Revealing atmospheric structures, clouds and chemistry of brown dwarfs and free-floating planetary mass objects

Lead Research Organisation: University of Hertfordshire
Department Name: School of Physics, Astronomy and Maths


Spectral inversion techniques, also known as atmospheric retrievals, were first developed for remote sensing the Earth's atmospheric conditions, and have now been applied to Solar system planets, exoplanets and brown dwarfs. In this project you will use Ben Burningham's atmospheric retrieval framework ("Brewster": to estimate atmospheric structure, chemistry and cloud properties of brown dwarfs, isolated planetary mass objects and planetary mass companions to stars. The results of this will then be used to test predictions from fully self-consistent radiative-convective equilibrium models and identify shortcomings in our understanding of the atmospheric physics of giant exoplanets and brown dwarfs.
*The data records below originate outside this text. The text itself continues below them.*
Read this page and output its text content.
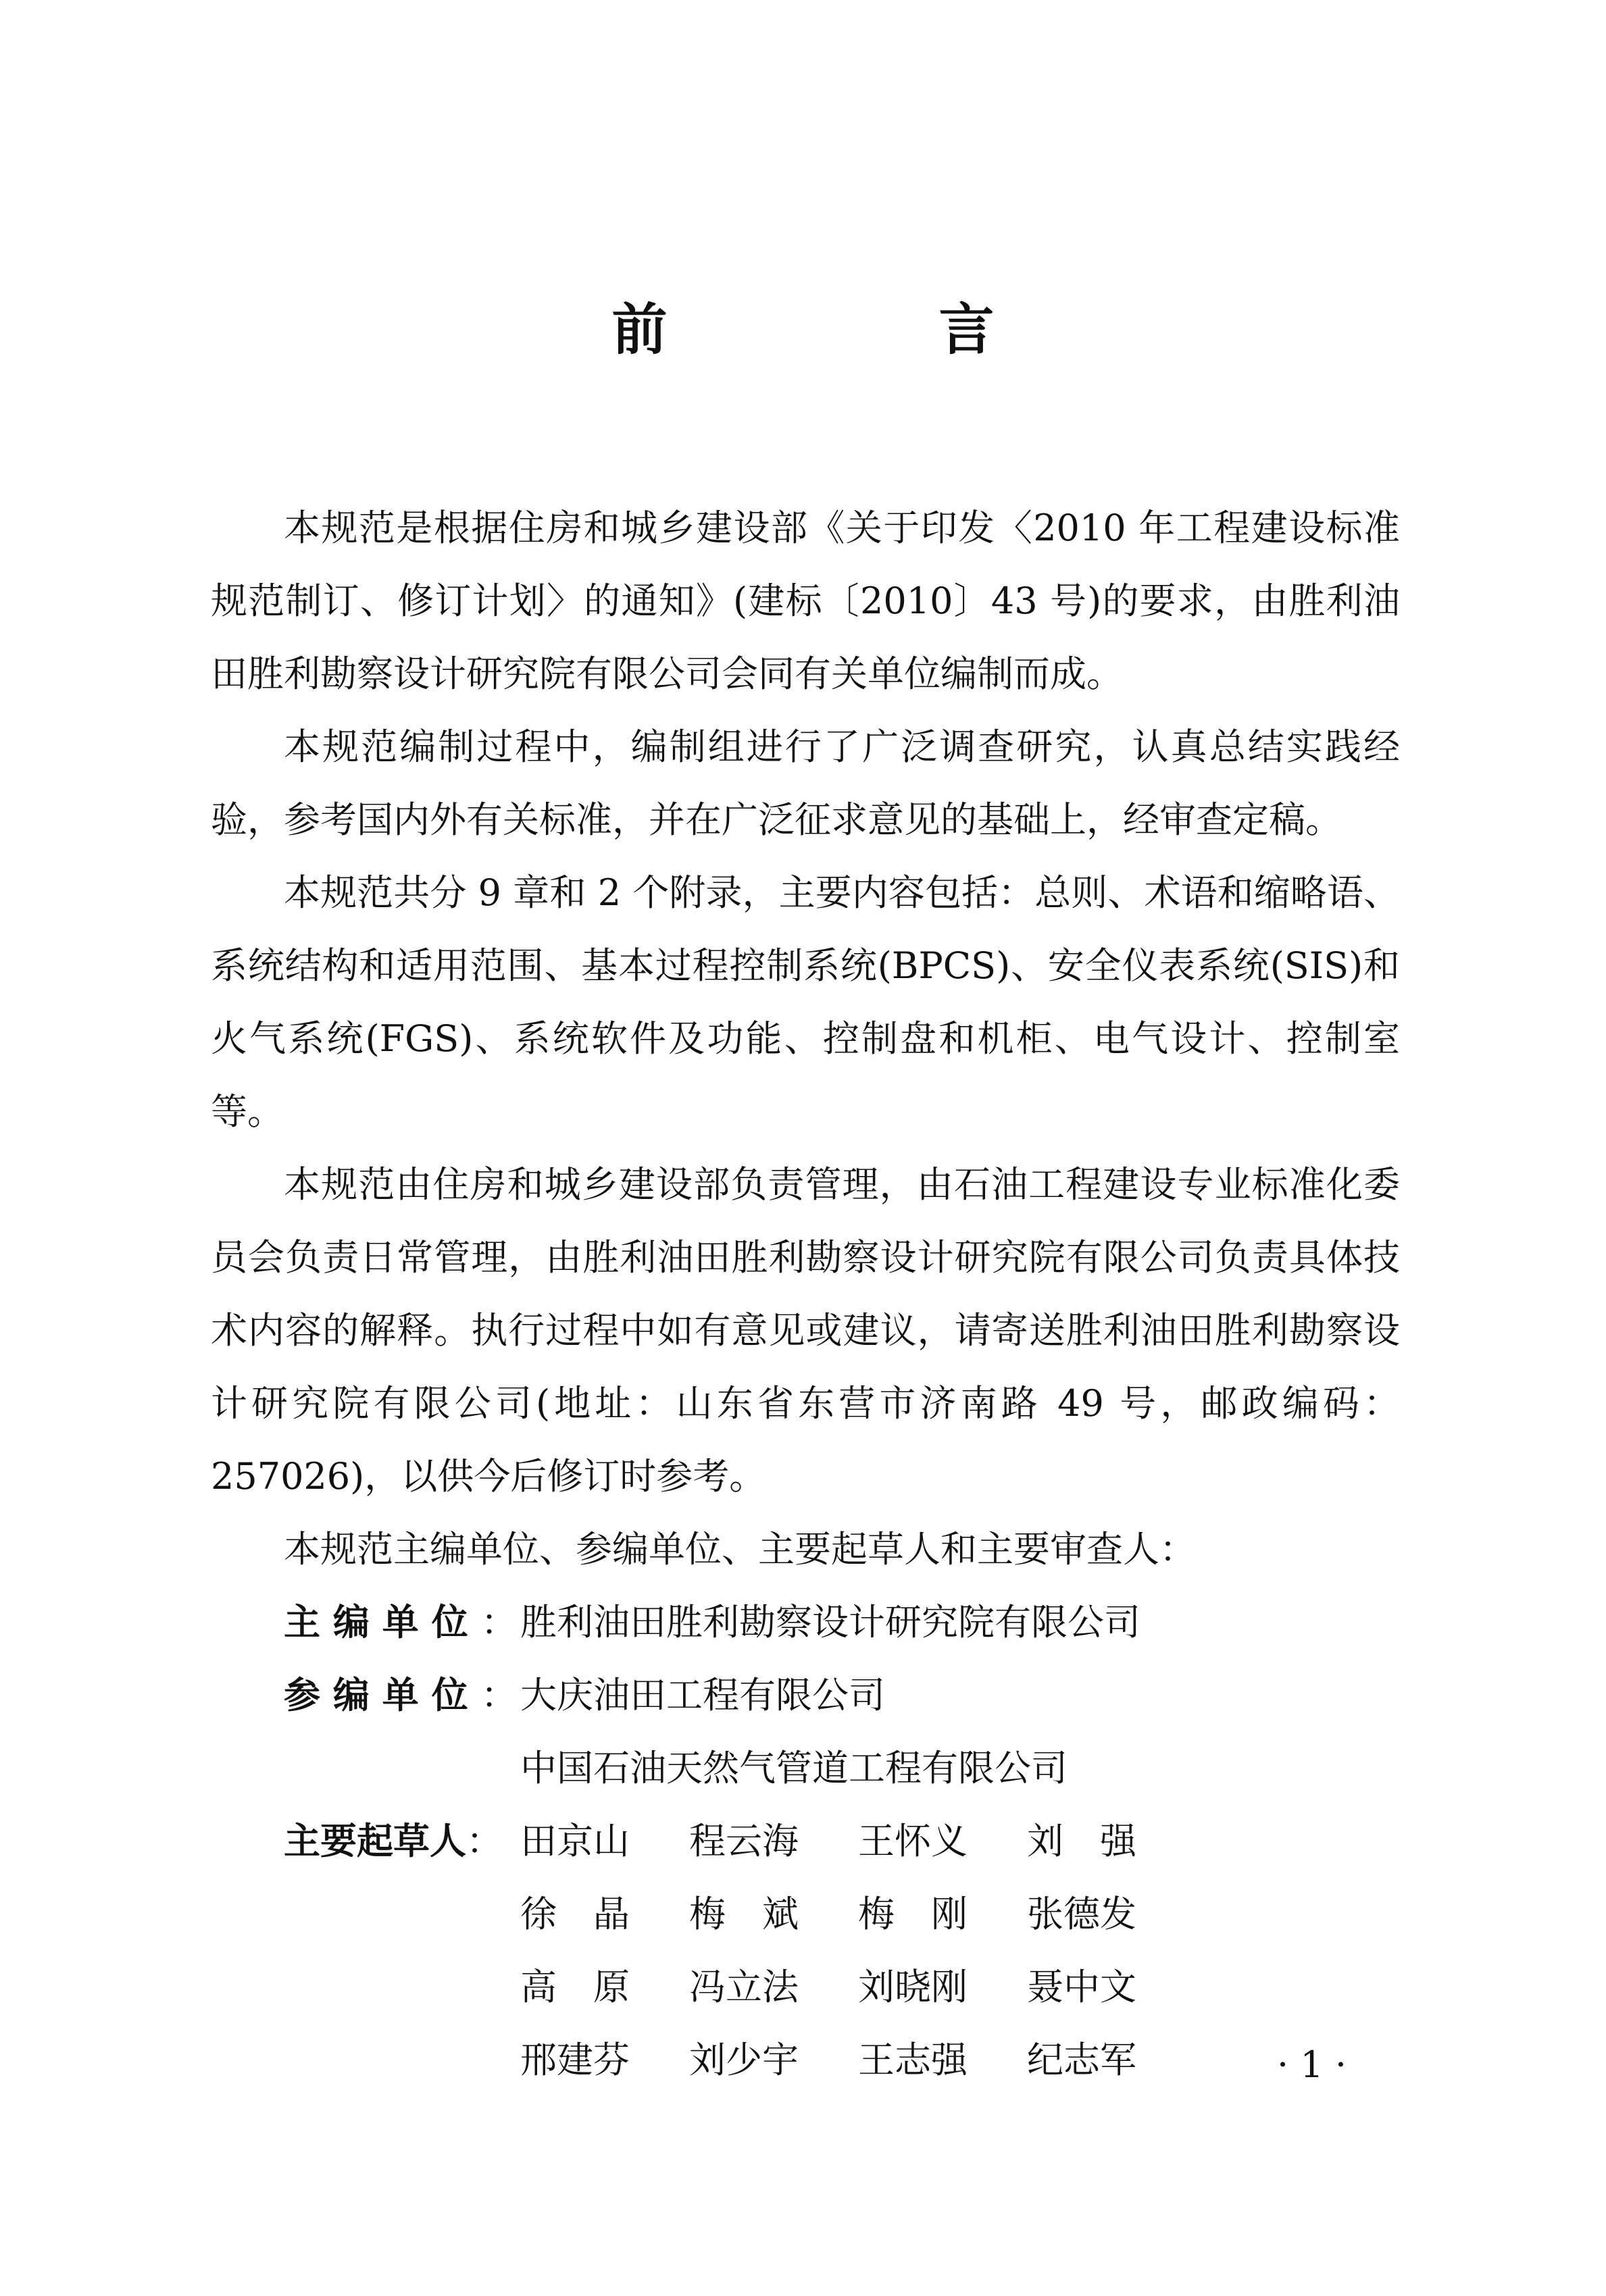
前　言

本规范是根据住房和城乡建设部《关于印发〈2010 年工程建设标准规范制订、修订计划〉的通知》(建标〔2010〕43 号)的要求，由胜利油田胜利勘察设计研究院有限公司会同有关单位编制而成。

本规范编制过程中，编制组进行了广泛调查研究，认真总结实践经验，参考国内外有关标准，并在广泛征求意见的基础上，经审查定稿。

本规范共分 9 章和 2 个附录，主要内容包括：总则、术语和缩略语、系统结构和适用范围、基本过程控制系统(BPCS)、安全仪表系统(SIS)和火气系统(FGS)、系统软件及功能、控制盘和机柜、电气设计、控制室等。

本规范由住房和城乡建设部负责管理，由石油工程建设专业标准化委员会负责日常管理，由胜利油田胜利勘察设计研究院有限公司负责具体技术内容的解释。执行过程中如有意见或建议，请寄送胜利油田胜利勘察设计研究院有限公司(地址：山东省东营市济南路 49 号，邮政编码：257026)，以供今后修订时参考。

本规范主编单位、参编单位、主要起草人和主要审查人：

主编单位： 胜利油田胜利勘察设计研究院有限公司
参编单位： 大庆油田工程有限公司
中国石油天然气管道工程有限公司
主要起草人： 田京山	程云海	王怀义	刘　强
徐　晶	梅　斌	梅　刚	张德发
高　原	冯立法	刘晓刚	聂中文
邢建芬	刘少宇	王志强	纪志军	· 1 ·
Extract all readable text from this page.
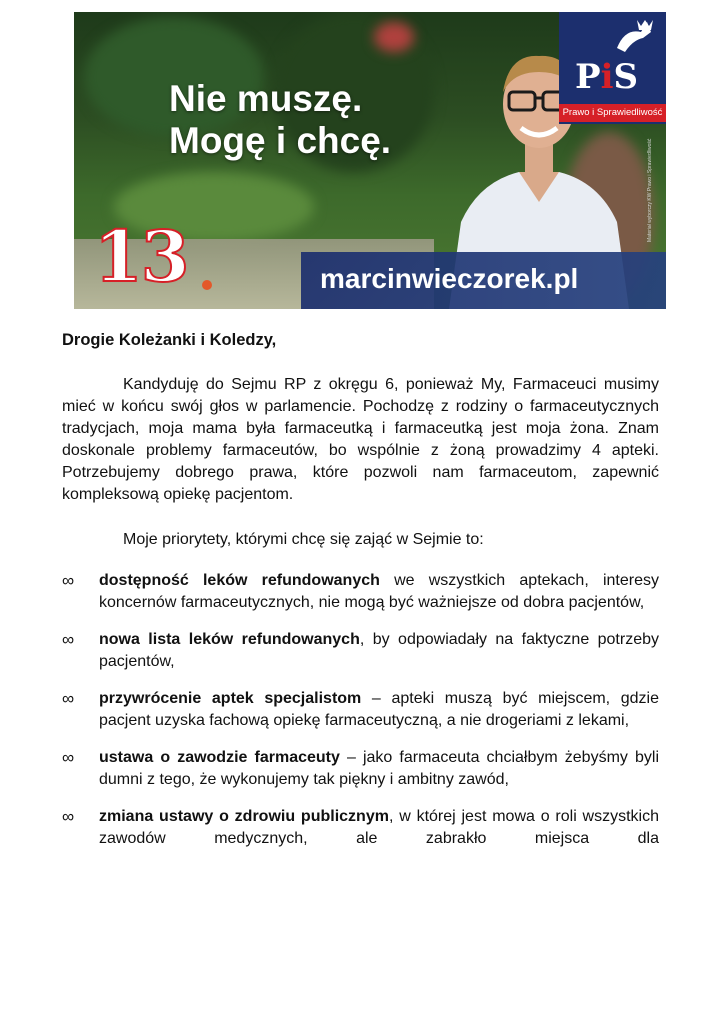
Nie muszę.
Mogę i chcę.
13	marcinwieczorek.pl
PiS
Prawo i Sprawiedliwość
Materiał wyborczy KW Prawo i Sprawiedliwość
Drogie Koleżanki i Koledzy,
Kandyduję do Sejmu RP z okręgu 6, ponieważ My, Farmaceuci musimy mieć w końcu swój głos w parlamencie. Pochodzę z rodziny o farmaceutycznych tradycjach, moja mama była farmaceutką i farmaceutką jest moja żona. Znam doskonale problemy farmaceutów, bo wspólnie z żoną prowadzimy 4 apteki. Potrzebujemy dobrego prawa, które pozwoli nam farmaceutom, zapewnić kompleksową opiekę pacjentom.
Moje priorytety, którymi chcę się zająć w Sejmie to:
∞ dostępność leków refundowanych we wszystkich aptekach, interesy koncernów farmaceutycznych, nie mogą być ważniejsze od dobra pacjentów,
∞ nowa lista leków refundowanych, by odpowiadały na faktyczne potrzeby pacjentów,
∞ przywrócenie aptek specjalistom – apteki muszą być miejscem, gdzie pacjent uzyska fachową opiekę farmaceutyczną, a nie drogeriami z lekami,
∞ ustawa o zawodzie farmaceuty – jako farmaceuta chciałbym żebyśmy byli dumni z tego, że wykonujemy tak piękny i ambitny zawód,
∞ zmiana ustawy o zdrowiu publicznym, w której jest mowa o roli wszystkich zawodów medycznych, ale zabrakło miejsca dla
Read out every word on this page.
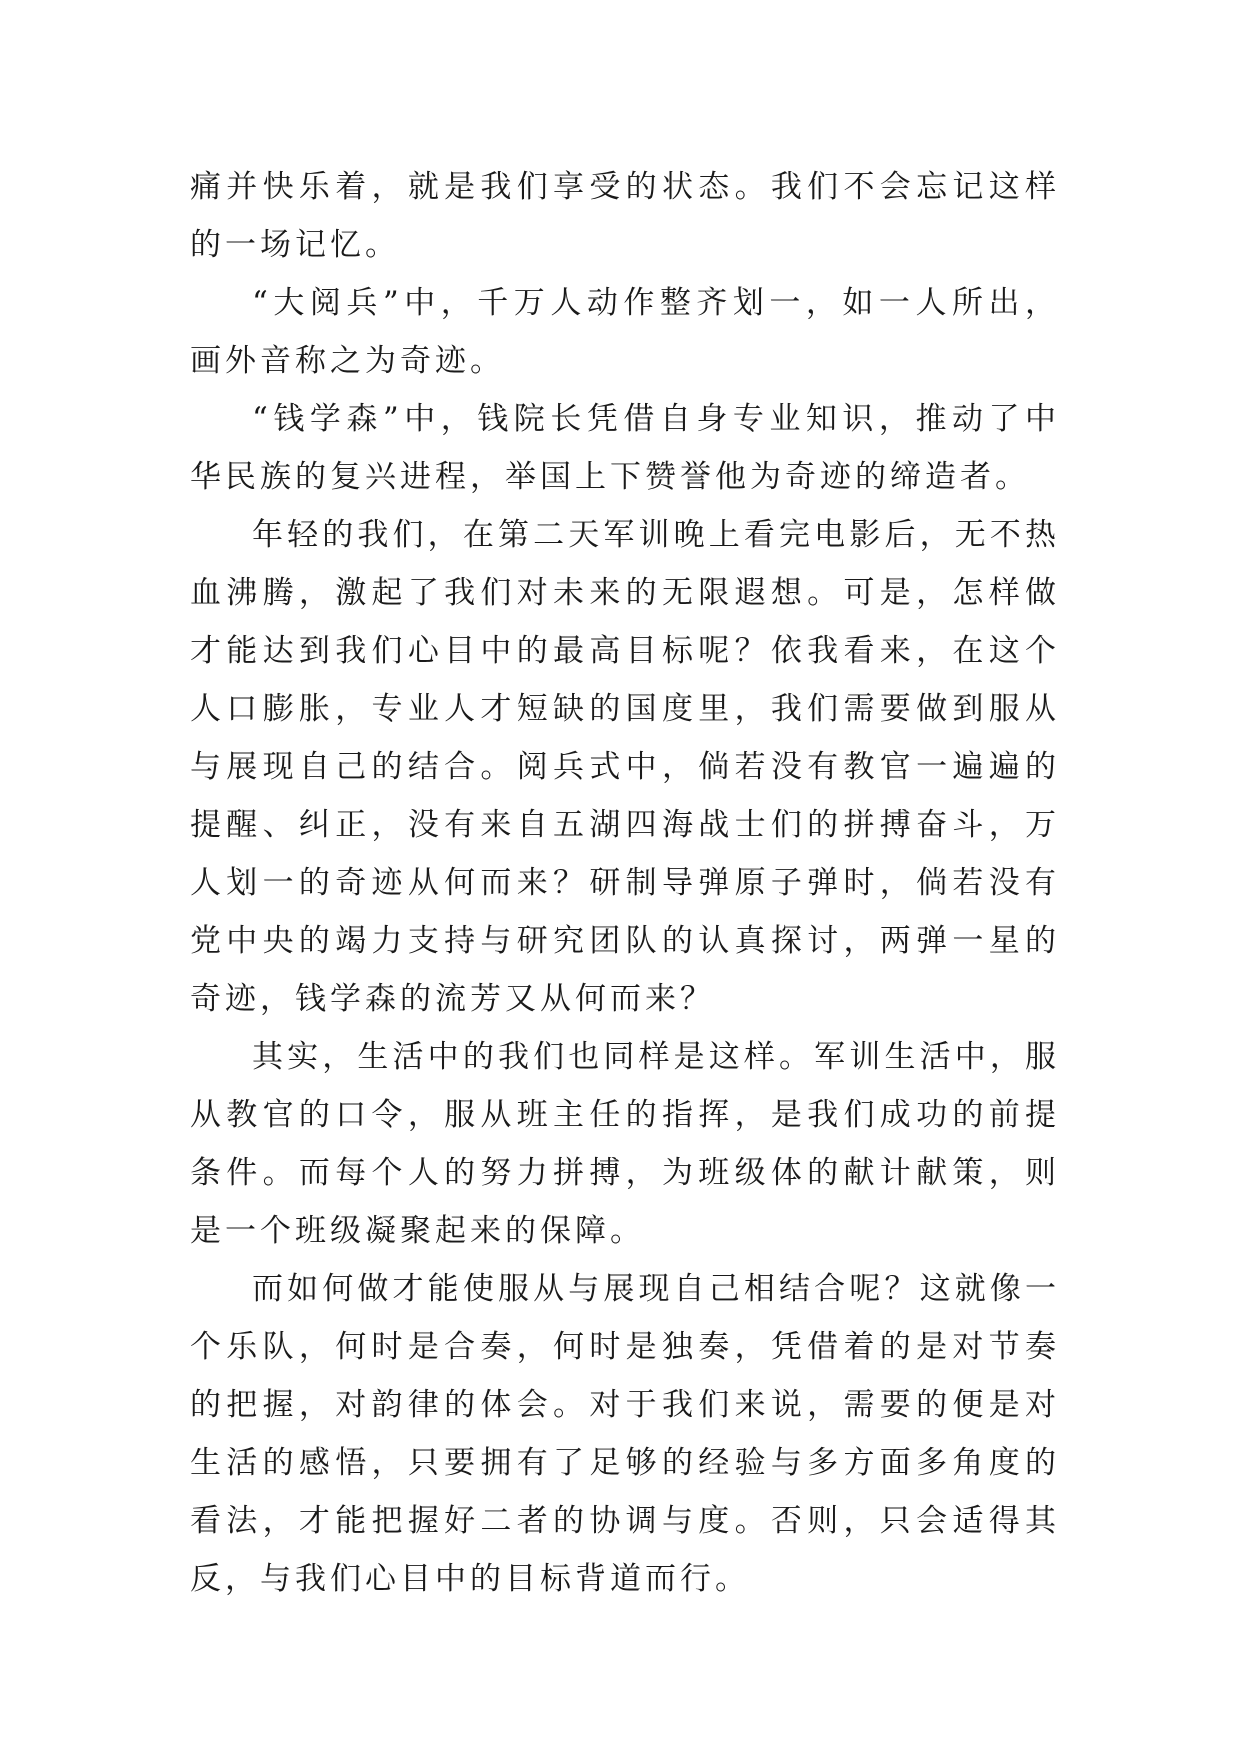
痛并快乐着，就是我们享受的状态。我们不会忘记这样的一场记忆。

“大阅兵”中，千万人动作整齐划一，如一人所出，画外音称之为奇迹。

“钱学森”中，钱院长凭借自身专业知识，推动了中华民族的复兴进程，举国上下赞誉他为奇迹的缔造者。

年轻的我们，在第二天军训晚上看完电影后，无不热血沸腾，激起了我们对未来的无限遐想。可是，怎样做才能达到我们心目中的最高目标呢？依我看来，在这个人口膨胀，专业人才短缺的国度里，我们需要做到服从与展现自己的结合。阅兵式中，倘若没有教官一遍遍的提醒、纠正，没有来自五湖四海战士们的拼搏奋斗，万人划一的奇迹从何而来？研制导弹原子弹时，倘若没有党中央的竭力支持与研究团队的认真探讨，两弹一星的奇迹，钱学森的流芳又从何而来？

其实，生活中的我们也同样是这样。军训生活中，服从教官的口令，服从班主任的指挥，是我们成功的前提条件。而每个人的努力拼搏，为班级体的献计献策，则是一个班级凝聚起来的保障。

而如何做才能使服从与展现自己相结合呢？这就像一个乐队，何时是合奏，何时是独奏，凭借着的是对节奏的把握，对韵律的体会。对于我们来说，需要的便是对生活的感悟，只要拥有了足够的经验与多方面多角度的看法，才能把握好二者的协调与度。否则，只会适得其反，与我们心目中的目标背道而行。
There is scope for the student to identify new lines of enquiry; however, promising examples include: testing for departures from chemical equilibrium and evaluating disequilibrium effects as a function of gravity; revealing cloud properties such as condensate species, cloud structure, particle sizes; testing predictions for thermal structure across a range of temperatures. These projects will initially exploit archival data, but new data will extend to new data sets as they become available. Atmospheric retrievals using Brewster will also play a key role in analysing data from the James Webb Space Telescope (JWST) following its launch in spring 2021.